Нет, она никогда не удила. И пока не собирается начинать. Оставив последний вопрос без ответа, она сама задала следующий:
— И где же мы?
Сестричка показала рукой в окно:
— Смотрите.
Кэтлин повернулась в кресле: покрытые снегом вершины… Она бы не отличила альпийский вид от шотландского.
— Национальный парк «Троссакс», — сказала она наугад.
— Супер! — радостно воскликнула сестра. — Видите, вон там — северо-восток. Точно в этом направлении расположен Лох-Катрин. Прямо на север от нас находится Лох-Арклет, а на западе — Лох-Ломонд. Бен-Ломонд, гора, находится к югу. — Указательным пальцем девушка прочертила в воздухе карту дорог. — Здесь до нас не так-то просто добраться. Даже журналисты нас не беспокоят. Сюда ведет только одна дорога, и наша охрана заметит любого, кто приблизится. Таким образом, наши пациенты могут быть полностью уверены в том, что из внешнего мира их никто не достанет.
А Кэтлин может быть полностью уверена в том, что уедет отсюда в наручниках и на патрульной машине. Умно придумано, инспектор Риз! Очень умно!
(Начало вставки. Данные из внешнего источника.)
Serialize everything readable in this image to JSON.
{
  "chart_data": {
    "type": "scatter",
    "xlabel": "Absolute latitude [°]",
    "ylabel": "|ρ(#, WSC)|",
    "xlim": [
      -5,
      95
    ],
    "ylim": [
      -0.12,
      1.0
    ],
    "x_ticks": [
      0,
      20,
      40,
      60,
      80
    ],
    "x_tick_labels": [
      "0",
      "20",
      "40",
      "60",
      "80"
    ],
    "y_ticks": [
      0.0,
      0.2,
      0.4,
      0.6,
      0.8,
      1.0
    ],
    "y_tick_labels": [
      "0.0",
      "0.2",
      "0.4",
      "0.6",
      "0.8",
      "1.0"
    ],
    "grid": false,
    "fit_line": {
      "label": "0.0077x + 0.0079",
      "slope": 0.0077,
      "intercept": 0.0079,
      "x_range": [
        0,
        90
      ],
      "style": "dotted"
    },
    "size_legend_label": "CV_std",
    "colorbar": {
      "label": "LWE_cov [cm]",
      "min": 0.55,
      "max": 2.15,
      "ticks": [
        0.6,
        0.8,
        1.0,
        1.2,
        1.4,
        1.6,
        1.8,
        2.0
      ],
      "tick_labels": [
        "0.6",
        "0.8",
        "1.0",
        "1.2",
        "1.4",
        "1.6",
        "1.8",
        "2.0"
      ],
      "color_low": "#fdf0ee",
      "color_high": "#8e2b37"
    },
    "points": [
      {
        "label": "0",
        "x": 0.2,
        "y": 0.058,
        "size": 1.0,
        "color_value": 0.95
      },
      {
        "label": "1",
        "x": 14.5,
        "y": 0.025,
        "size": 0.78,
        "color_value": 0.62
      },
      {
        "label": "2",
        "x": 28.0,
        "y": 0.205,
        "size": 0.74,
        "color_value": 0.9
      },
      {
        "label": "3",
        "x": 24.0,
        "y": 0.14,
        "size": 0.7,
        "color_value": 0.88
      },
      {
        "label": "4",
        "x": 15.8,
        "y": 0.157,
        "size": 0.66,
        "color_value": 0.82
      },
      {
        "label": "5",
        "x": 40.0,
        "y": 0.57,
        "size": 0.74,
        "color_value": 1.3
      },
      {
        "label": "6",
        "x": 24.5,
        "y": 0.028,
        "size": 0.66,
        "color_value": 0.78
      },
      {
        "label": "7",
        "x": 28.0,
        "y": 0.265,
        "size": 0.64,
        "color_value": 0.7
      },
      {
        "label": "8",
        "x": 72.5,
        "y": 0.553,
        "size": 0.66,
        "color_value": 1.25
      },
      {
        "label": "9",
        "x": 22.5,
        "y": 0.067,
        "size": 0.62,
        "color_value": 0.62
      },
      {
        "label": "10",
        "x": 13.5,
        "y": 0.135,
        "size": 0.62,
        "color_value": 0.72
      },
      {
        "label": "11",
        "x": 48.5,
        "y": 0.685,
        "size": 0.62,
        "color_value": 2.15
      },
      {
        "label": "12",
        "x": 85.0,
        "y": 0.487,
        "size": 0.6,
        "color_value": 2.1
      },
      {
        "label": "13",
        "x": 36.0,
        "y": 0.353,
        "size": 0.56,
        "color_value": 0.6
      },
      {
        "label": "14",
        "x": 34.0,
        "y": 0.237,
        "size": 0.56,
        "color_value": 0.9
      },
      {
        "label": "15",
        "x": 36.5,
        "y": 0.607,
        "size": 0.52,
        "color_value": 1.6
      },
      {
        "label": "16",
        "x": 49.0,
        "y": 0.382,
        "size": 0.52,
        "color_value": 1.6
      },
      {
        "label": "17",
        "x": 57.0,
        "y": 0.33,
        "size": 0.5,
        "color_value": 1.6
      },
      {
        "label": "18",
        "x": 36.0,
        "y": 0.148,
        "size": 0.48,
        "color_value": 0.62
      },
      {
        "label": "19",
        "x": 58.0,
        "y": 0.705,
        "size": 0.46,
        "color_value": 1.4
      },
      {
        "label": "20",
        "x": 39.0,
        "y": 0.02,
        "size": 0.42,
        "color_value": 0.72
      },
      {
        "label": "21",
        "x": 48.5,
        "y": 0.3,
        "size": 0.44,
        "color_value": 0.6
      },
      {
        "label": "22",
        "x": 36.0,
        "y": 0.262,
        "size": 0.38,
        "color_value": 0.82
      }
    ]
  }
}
Сестра ушла, оставив Кэтлин наедине с ее мыслями. Она снова и снова перебирала воспоминания о прошлом вечере, пока в голове все не перемешалось и ее не сморил сон. Проснувшись, она еле могла повернуть шею, ноги затекли, руки были холодные. Она встала и походила по комнате взад и вперед, но открыть дверь и выйти в коридор не решилась. В изножье кровати лежала оставленная сестрой брошюрка. Название клиники ничего ей не говорило.
Центр Харлана Трента.
И только нехотя полистав страницы, она вдруг вспомнила: Томас собирался проходить здесь курс лечения от алкогольной зависимости.
Судьба не поскупилась на иронию. Возможно, Кэтлин даже лежит в его палате.
Он всегда твердил, что она виновница того, что его жизнь испоганена и он уже не может вынести ее на трезвую голову. Только она, мол, виновата в том, что он вынужден расцвечивать эту жизнь с помощью выпивки. Если простыни были помятые, он орал на нее. Каждый день она должна была перестилать постель. Он орал на нее, если унюхивал запах незнакомого ополаскивателя для белья, который она использовала, не спросив его разрешения. Он орал, когда в холодильнике не оказывалось чего-то из продуктов, и орал, если холодильник был ими набит. Иногда ему случалось так разораться, что ей казалось, его вот-вот хватит инфаркт. Но тут он внезапно обрывал крик, обнимал ее, с рыданиями просил прощения и начинал целоваться. Возбудившись, он ее раздевал и спал с ней. На следующий день он не орал, а сразу принимался ее избивать.
И как только он управлялся со своей работой? Начинал пить прямо с утра или после обеда? Была ли у него какая-то мерка, по которой он отмерял себе спиртное, чтобы выдержать до вечера? Она не знала. Да и откуда ей было знать! Даже о его сослуживцах она ничего не знала. С утра он облачался в один из своих элегантных костюмов, брал портфель и отправлялся на службу: обыкновенно на метро, иногда на такси. Собственная машина не нужна, если ты живешь в городе, так он считал. Кэтлин — или Виктория, как ее звали в то время, — всегда мечтала обзавестись собственной машиной, чтобы ездить за продуктами.
— Возьми такси, — говорил он. — Денег у нас достаточно.
Но она не могла заставить себя поехать в супермаркет на такси. Только изредка она брала такси, чтобы довезти покупки. Увидев вечером квитанцию, он ее хвалил. Его похвала была лишней причиной, чтобы не ездить на такси: вот до чего он стал ей противен! Однако себя она ненавидела гораздо сильней, и это мешало ей бросить его и уйти.
Как могла она так жить?
Может быть, он и правда принимался пить только вечером. Он был всегда такой элегантный, такой лощеный и неприступный, когда с портфелем, в дорогом костюме возвращался с работы. Но дома он менялся. Первым долгом он всегда отправлялся в спальню и переодевался. В джинсах и свитере он становился другим человеком. Таким она узнала его, только когда вышла замуж.